Na expectativa de fazer fortuna, o farmacêutico em nada negligenciara a educação do filho e da filha, de modo que a manutenção da família devorara invariavelmente o que produzia a farmácia. Deixou, assim, não só os filhos na miséria, mas, o que é pior, educara-os na esperança de destinos brilhantes que com ele se extinguiram. O ilustre Desplein,[15] que o tratou, viu-o morrer entre convulsões de raiva. Sua ambição tinha como móvel o violento amor que o antigo cirurgião dedicava à mulher, último rebento da família Rubempré, miraculosamente salva por ele do cadafalso em 1793.
É que, mesmo sem que a jovem quisesse consentir em tal mentira, ele ganhara tempo afirmando que ela estava grávida.
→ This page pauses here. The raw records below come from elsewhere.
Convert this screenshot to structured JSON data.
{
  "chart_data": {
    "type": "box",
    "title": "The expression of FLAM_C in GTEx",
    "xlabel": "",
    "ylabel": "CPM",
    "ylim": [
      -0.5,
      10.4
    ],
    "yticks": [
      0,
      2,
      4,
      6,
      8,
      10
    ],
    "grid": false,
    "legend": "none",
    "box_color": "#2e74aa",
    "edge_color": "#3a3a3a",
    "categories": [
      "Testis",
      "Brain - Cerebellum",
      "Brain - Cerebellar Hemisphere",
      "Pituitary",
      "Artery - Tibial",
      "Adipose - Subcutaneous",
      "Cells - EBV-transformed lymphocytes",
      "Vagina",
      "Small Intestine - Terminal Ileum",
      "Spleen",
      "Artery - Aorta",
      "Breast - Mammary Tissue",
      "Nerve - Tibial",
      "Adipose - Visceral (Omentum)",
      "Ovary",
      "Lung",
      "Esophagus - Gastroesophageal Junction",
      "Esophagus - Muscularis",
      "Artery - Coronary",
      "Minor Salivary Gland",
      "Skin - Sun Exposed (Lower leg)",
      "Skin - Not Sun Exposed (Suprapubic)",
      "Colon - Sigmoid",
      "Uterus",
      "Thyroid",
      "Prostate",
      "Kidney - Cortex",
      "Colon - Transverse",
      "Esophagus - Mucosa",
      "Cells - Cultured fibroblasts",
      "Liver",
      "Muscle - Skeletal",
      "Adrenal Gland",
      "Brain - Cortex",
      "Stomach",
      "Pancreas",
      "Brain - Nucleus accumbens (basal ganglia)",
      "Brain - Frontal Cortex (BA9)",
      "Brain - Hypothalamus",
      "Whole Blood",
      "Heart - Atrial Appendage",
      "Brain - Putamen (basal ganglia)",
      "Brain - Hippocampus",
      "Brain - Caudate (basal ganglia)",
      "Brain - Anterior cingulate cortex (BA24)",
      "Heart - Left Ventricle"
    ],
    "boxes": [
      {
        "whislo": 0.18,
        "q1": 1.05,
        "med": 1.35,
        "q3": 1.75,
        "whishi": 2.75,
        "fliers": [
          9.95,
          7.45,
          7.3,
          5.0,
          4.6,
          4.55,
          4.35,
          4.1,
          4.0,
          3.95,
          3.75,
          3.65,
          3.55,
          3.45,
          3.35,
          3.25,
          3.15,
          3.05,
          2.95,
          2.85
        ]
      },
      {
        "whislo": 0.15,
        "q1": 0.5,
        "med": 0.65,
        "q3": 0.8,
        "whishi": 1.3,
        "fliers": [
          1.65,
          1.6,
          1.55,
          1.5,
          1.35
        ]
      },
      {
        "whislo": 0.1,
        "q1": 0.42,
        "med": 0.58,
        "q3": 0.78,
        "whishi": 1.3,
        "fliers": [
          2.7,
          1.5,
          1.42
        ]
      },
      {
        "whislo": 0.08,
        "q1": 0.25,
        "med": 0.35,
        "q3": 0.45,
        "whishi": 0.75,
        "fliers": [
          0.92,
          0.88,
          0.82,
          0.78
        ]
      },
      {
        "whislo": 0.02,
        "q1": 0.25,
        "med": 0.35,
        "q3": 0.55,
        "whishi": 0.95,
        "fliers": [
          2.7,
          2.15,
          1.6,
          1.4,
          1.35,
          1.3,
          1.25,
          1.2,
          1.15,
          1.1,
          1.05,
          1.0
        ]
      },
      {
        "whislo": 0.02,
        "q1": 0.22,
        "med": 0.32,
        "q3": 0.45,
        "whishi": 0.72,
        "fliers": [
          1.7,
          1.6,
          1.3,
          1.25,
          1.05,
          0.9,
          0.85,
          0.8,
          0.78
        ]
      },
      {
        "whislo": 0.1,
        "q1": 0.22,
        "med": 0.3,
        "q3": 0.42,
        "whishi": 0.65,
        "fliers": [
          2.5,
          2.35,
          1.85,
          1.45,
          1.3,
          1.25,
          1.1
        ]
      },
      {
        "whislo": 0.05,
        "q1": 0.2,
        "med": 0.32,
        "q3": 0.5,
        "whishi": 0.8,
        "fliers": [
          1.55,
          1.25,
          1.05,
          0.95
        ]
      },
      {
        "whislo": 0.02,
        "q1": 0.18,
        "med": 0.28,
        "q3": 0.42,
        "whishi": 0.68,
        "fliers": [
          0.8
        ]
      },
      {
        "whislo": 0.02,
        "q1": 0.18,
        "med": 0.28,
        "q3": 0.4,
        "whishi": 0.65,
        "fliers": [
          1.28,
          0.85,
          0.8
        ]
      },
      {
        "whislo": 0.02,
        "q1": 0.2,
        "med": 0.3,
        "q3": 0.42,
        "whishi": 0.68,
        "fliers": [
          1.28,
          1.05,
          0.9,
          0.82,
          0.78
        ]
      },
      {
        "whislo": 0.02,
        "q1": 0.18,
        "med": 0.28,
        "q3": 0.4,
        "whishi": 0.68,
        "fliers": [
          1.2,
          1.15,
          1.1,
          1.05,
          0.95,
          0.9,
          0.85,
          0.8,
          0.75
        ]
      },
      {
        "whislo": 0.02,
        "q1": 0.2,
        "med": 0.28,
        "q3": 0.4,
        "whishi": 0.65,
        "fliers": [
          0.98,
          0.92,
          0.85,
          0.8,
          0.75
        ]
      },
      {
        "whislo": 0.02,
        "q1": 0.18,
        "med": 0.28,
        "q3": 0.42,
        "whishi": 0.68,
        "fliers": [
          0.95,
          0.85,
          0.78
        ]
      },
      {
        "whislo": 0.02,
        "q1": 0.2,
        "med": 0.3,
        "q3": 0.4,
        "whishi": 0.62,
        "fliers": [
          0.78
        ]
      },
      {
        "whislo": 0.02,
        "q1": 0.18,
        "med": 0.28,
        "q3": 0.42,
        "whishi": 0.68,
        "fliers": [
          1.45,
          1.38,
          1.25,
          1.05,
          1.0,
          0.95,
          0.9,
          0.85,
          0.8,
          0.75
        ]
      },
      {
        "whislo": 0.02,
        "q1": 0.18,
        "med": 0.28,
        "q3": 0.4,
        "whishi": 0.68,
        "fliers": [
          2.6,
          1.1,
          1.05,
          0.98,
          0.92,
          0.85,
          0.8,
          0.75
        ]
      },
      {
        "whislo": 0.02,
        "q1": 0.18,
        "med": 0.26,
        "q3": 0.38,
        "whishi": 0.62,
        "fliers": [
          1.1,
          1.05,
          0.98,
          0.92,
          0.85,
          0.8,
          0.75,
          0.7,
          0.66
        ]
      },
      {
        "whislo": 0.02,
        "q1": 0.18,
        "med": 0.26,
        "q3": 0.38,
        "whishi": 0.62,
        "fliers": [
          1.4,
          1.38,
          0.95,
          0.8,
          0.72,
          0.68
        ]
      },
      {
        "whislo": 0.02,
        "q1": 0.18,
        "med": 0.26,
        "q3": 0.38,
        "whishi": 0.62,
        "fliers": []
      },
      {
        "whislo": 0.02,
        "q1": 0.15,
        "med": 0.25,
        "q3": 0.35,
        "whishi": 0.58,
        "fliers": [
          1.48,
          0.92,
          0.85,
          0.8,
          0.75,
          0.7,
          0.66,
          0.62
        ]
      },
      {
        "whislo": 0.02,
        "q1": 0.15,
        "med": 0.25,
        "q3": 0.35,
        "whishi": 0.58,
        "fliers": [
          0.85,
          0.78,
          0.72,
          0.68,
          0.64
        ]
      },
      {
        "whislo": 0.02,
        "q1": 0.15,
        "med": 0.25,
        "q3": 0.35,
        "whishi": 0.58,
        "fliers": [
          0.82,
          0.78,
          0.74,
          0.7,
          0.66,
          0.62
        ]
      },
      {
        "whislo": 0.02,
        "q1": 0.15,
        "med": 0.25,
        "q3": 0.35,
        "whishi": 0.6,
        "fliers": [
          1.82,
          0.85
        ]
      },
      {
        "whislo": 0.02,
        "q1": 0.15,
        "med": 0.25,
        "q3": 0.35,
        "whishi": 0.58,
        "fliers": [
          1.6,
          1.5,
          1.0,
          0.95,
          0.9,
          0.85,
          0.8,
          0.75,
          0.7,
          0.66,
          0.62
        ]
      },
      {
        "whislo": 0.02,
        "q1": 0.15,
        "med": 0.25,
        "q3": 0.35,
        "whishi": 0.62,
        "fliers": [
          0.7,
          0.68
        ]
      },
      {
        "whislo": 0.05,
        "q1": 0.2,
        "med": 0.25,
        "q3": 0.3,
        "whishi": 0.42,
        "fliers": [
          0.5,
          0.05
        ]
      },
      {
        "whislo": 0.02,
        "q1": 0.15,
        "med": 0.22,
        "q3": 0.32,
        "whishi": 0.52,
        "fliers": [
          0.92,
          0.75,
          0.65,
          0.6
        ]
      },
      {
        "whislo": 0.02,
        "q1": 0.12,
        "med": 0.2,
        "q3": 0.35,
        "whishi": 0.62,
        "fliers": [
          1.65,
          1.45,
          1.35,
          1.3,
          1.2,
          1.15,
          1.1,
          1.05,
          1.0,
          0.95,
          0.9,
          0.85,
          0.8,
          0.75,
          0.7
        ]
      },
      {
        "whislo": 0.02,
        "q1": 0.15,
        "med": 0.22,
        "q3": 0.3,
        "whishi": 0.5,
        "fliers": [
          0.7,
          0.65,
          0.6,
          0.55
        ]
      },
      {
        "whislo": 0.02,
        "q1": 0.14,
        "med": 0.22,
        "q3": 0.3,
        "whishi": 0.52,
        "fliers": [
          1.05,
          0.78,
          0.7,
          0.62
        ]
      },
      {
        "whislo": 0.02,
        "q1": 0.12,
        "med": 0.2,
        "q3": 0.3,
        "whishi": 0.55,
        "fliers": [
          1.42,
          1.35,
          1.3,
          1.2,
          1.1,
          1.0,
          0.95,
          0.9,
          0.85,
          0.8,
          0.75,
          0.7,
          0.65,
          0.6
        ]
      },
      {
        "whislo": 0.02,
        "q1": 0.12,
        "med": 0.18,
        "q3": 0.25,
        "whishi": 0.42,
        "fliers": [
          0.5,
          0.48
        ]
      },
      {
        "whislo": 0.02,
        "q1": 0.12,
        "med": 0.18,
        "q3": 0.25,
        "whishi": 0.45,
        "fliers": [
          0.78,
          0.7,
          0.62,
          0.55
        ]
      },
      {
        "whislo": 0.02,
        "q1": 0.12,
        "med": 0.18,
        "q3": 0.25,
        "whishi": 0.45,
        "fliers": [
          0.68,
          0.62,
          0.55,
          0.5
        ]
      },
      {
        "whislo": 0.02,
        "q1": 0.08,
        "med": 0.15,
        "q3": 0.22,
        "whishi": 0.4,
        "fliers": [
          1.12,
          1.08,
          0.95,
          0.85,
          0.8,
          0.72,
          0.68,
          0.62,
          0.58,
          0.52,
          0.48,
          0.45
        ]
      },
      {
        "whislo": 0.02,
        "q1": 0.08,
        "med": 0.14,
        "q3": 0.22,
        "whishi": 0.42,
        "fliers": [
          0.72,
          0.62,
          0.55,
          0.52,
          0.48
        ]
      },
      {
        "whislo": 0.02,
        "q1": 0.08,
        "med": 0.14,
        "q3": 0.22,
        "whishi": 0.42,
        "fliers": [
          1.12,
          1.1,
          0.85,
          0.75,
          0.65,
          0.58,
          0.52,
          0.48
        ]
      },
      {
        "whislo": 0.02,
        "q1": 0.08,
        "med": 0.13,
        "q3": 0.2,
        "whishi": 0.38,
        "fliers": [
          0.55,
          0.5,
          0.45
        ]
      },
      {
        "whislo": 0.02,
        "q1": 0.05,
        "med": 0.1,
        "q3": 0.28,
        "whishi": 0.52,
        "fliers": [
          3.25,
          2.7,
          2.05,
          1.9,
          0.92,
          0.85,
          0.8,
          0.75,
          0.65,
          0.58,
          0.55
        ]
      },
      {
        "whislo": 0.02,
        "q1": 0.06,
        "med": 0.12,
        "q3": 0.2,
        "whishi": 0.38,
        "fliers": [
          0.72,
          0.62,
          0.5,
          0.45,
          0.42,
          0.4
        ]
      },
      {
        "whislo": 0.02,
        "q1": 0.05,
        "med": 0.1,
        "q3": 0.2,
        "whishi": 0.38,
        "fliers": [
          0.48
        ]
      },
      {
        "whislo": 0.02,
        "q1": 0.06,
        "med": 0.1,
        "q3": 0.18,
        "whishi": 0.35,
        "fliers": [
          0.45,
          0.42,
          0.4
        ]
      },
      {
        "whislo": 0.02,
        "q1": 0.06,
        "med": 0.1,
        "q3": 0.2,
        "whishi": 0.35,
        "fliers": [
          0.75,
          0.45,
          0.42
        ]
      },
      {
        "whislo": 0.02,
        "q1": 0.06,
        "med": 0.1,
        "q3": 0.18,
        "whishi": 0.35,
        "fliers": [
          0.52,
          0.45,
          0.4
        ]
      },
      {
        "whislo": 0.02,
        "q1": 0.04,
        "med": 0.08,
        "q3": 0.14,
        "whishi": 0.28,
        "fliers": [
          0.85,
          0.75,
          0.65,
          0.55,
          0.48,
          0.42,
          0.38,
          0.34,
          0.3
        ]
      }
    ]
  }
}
Depois de assim criar de certo modo o direito de a desposar, casou-se com ela, não obstante a pobreza que lhes era comum. Seus filhos, como todos os filhos do amor, tiveram por herança a maravilhosa beleza da mãe, esse presente tantas vezes fatal quando a miséria o acompanha.
Tais esperanças, tais trabalhos, tais desesperos tão vivamente partilhados haviam alterado profundamente a beleza da sra. Chardon, assim como as lentas degradações da indigência lhe haviam demudado os costumes; mas a sua coragem e a dos filhos igualou a sua desventura.
A pobre viúva vendeu a farmácia, situada na rua principal do Houmeau, o mais importante dos bairros de Angoulême. O preço da venda lhe permitiu constituir uma renda de trezentos francos, soma insuficiente para a sua própria manutenção; ela e a filha, porém, aceitaram a situação sem corar e voltaram-se a trabalhos mercenários. A mãe cuidava das parturientes, e a sua boa educação a fazia preferida a qualquer outra nas casas ricas, onde vivia sem nada custar aos filhos, ganhando ainda vinte sous por dia. Para evitar ao filho o pesar de ver a mãe em situação tão baixa, adotara o nome de sra.